A clipping of a photograph of Jack B. Yeats at an exhibition of his work in Dublin. The caption notes that sixteen of his exhibited paintings had been sold for £2,100. The clipping is taken from the ‘Times Pictorial’ (10 March 1945). (Volume page 230).
A postcard print of the Isle of Innisfree on Lough Gill in County Sligo. An annotation on the image side of the card reads '"Lake Isle of Innisfree" - which inspired Yeats' well known poem'.
A flier referring to a public meeting to be held in the Mansion House, Dublin (16 July 1917) calling for the reburial of the remains of the executed leaders of the Easter Rising.
An advertisement flier for the Irish White Cross which appeared in ‘Ár n-Éire / New Ireland’, a nationalist weekly newspaper, on 14 January 1922. The Irish White Cross was founded in February 1921 as a means of distributing funds raised primarily by the American Committee for Relief in Ireland.
Manuscript list of names in Irish (possibly compiled by Patrick Pearse).
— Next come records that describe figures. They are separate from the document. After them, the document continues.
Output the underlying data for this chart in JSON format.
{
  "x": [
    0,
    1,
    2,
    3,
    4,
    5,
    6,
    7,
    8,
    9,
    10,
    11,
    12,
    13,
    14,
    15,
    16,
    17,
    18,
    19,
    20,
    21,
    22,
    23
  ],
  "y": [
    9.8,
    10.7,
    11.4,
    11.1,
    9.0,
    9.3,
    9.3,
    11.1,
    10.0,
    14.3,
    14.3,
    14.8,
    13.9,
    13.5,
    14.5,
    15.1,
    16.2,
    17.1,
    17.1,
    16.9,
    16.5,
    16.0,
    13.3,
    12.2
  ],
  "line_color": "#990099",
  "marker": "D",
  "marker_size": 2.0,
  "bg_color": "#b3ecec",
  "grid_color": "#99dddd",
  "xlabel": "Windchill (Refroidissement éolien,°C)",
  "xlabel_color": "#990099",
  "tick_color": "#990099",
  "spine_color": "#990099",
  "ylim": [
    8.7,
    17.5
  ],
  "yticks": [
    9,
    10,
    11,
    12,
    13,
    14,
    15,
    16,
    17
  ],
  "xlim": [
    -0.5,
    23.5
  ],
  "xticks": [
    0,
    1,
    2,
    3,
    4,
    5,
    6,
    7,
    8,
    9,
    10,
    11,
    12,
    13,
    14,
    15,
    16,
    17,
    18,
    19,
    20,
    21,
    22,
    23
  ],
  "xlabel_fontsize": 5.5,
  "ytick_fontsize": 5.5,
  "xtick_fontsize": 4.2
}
The list includes Con Colbert, Brian O’Higgins, The O’Rahilly (Ua Rathghaille), and Patrick Pearse.
Three copies of a tribute by Éamon de Valera to E Company of the Irish Volunteers during the Howth Gun-Running in July 1914. The text is dated 6 Mar. 1948.
A ticket for an Irish Volunteers concert held in the Antient Concert Rooms on Great Brunswick Street (now Pearse Street) in Dublin on 9 April 1916. The concert included an address by Eoin MacNeill (1867-1945), a Gaelic scholar and Irish nationalist who had established the Irish Volunteers in 1913. (Volume page 187).